The microscope allowed Louis Pasteur to discover yeast are responsible for turning the sugary wort into an inebriating beer. The first yeast strain to be isolated was saccromyces carlsbergensis, the lager yeast used by the Carlsberg brewery in Denmark. With the discovery of the microbial origins of fermentation, brewers developed sanitation methods to avoid unwanted infections. This allowed breweries to send their beers further distances.
Distribution became the focus after microbial control was established. In America, German immigrants raced to become the dominant brand in the nation. Even though bacteria was eliminated from packaged beer, spoilage would still occur due to chemical reactions. Cold temperatures reduced the reaction rate, which led Adolphus Bush to ship his beer in refrigerated rail-cars.
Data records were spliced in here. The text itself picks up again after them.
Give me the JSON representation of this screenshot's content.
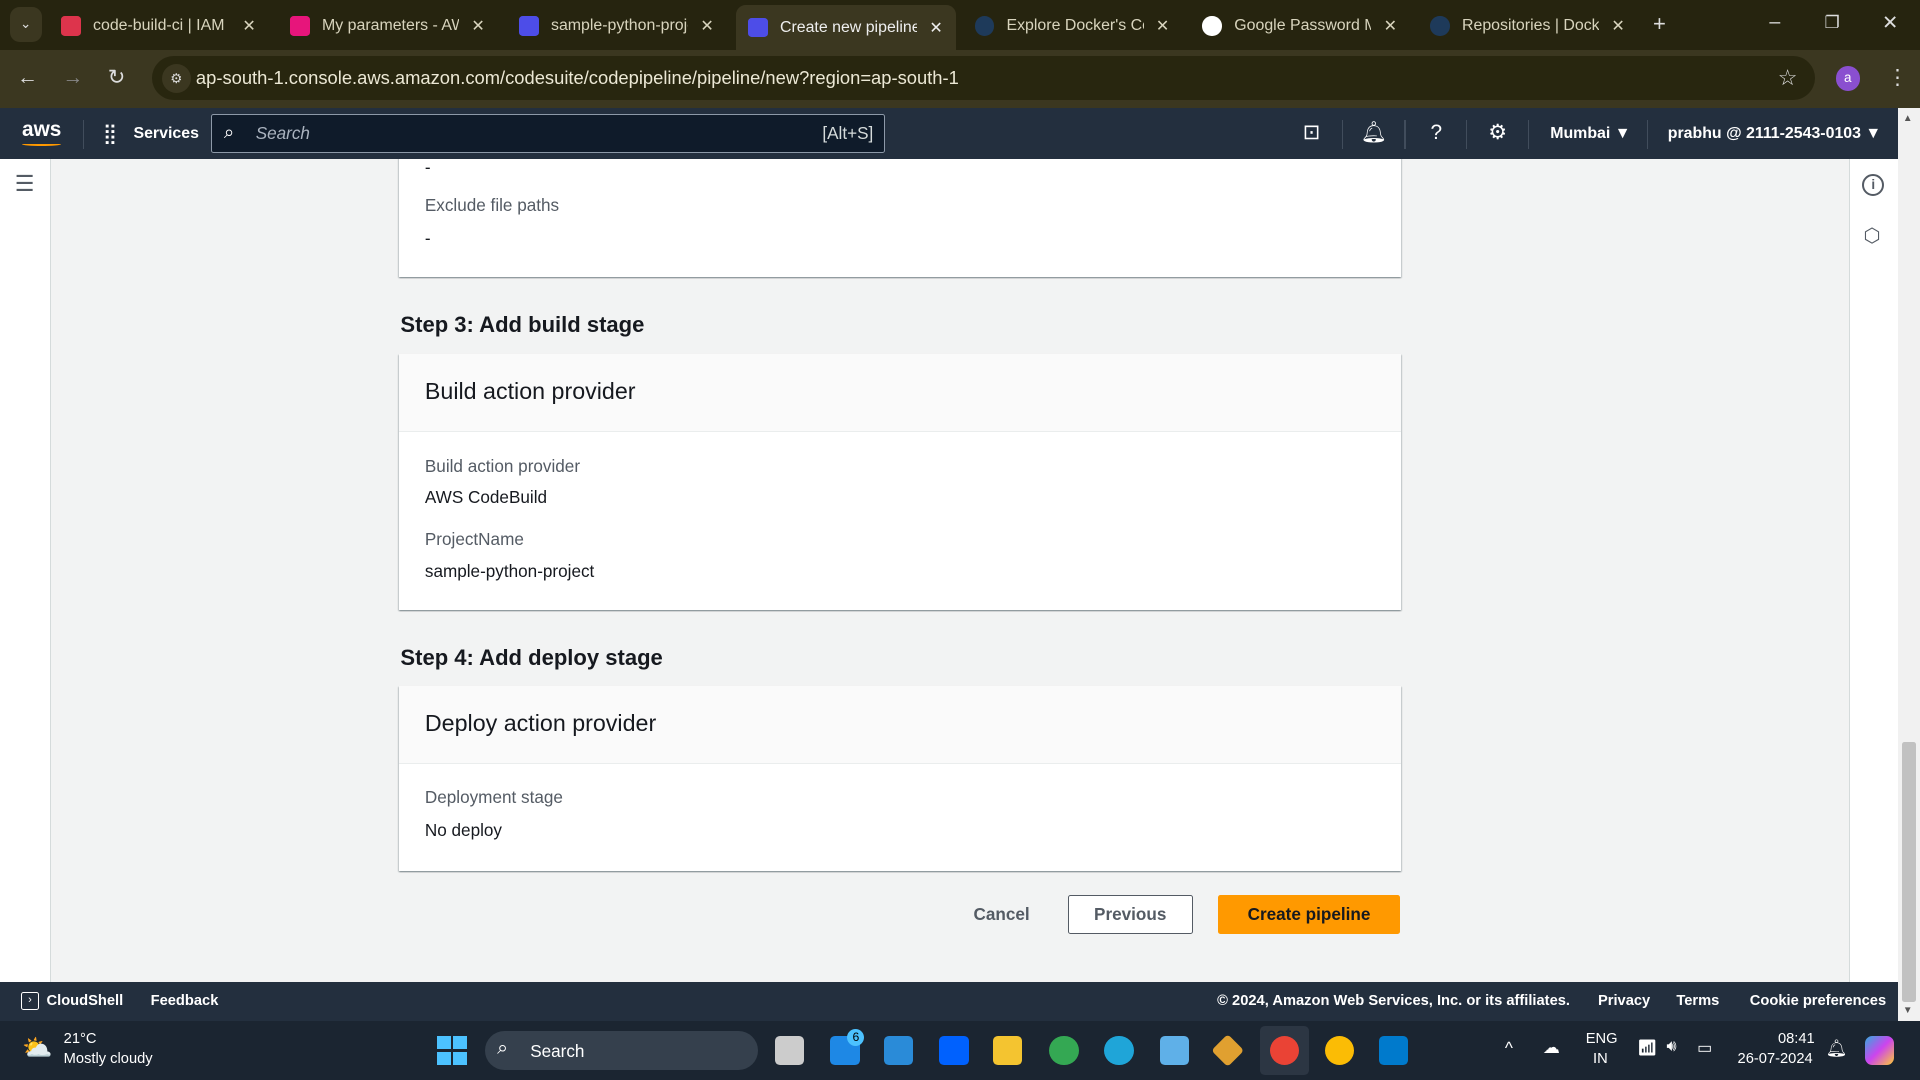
{
  "browser": {
    "tabs": [
      {
        "title": "code-build-ci | IAM |",
        "color": "#dd344c"
      },
      {
        "title": "My parameters - AWS",
        "color": "#e7157b"
      },
      {
        "title": "sample-python-proje",
        "color": "#4d4de8"
      },
      {
        "title": "Create new pipeline |",
        "color": "#4d4de8",
        "active": true
      },
      {
        "title": "Explore Docker's Con",
        "color": "#1d63ed"
      },
      {
        "title": "Google Password Ma",
        "color": "#ffffff"
      },
      {
        "title": "Repositories | Docker",
        "color": "#1d63ed"
      }
    ],
    "url": "ap-south-1.console.aws.amazon.com/codesuite/codepipeline/pipeline/new?region=ap-south-1",
    "profile_initial": "a"
  },
  "aws_nav": {
    "logo": "aws",
    "services": "Services",
    "search_placeholder": "Search",
    "search_shortcut": "[Alt+S]",
    "region": "Mumbai",
    "account": "prabhu @ 2111-2543-0103"
  },
  "source_card": {
    "prev_value": "-",
    "exclude_label": "Exclude file paths",
    "exclude_value": "-"
  },
  "step3": {
    "heading": "Step 3: Add build stage",
    "card_title": "Build action provider",
    "fields": [
      {
        "label": "Build action provider",
        "value": "AWS CodeBuild"
      },
      {
        "label": "ProjectName",
        "value": "sample-python-project"
      }
    ]
  },
  "step4": {
    "heading": "Step 4: Add deploy stage",
    "card_title": "Deploy action provider",
    "fields": [
      {
        "label": "Deployment stage",
        "value": "No deploy"
      }
    ]
  },
  "actions": {
    "cancel": "Cancel",
    "previous": "Previous",
    "create": "Create pipeline",
    "accent": "#ff9900"
  },
  "footer": {
    "cloudshell": "CloudShell",
    "feedback": "Feedback",
    "copyright": "© 2024, Amazon Web Services, Inc. or its affiliates.",
    "privacy": "Privacy",
    "terms": "Terms",
    "cookies": "Cookie preferences"
  },
  "taskbar": {
    "temp": "21°C",
    "weather": "Mostly cloudy",
    "search": "Search",
    "badge": "6",
    "lang1": "ENG",
    "lang2": "IN",
    "time": "08:41",
    "date": "26-07-2024"
  }
}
After touring Europe, Bush modeled a pilsner after a local favorite in Budweis, Czech Republic. Budweiser would become the first national brand of beer by the end of the 19th century.
The Industrial Revolution changed the brewing industry more than any previous time period; the only other comparable event being the present Craft-Beer Renaissance. Styles that were perfected for thousands of years are being eschewed for hop-bominations and chocolate peanut butter porters (I'm still waiting for a durian fruit beer). Several new styles, particularly the pumpkin ale, will likely survive the test of time. However the bulk will follow Pepsi Blue into obscurity.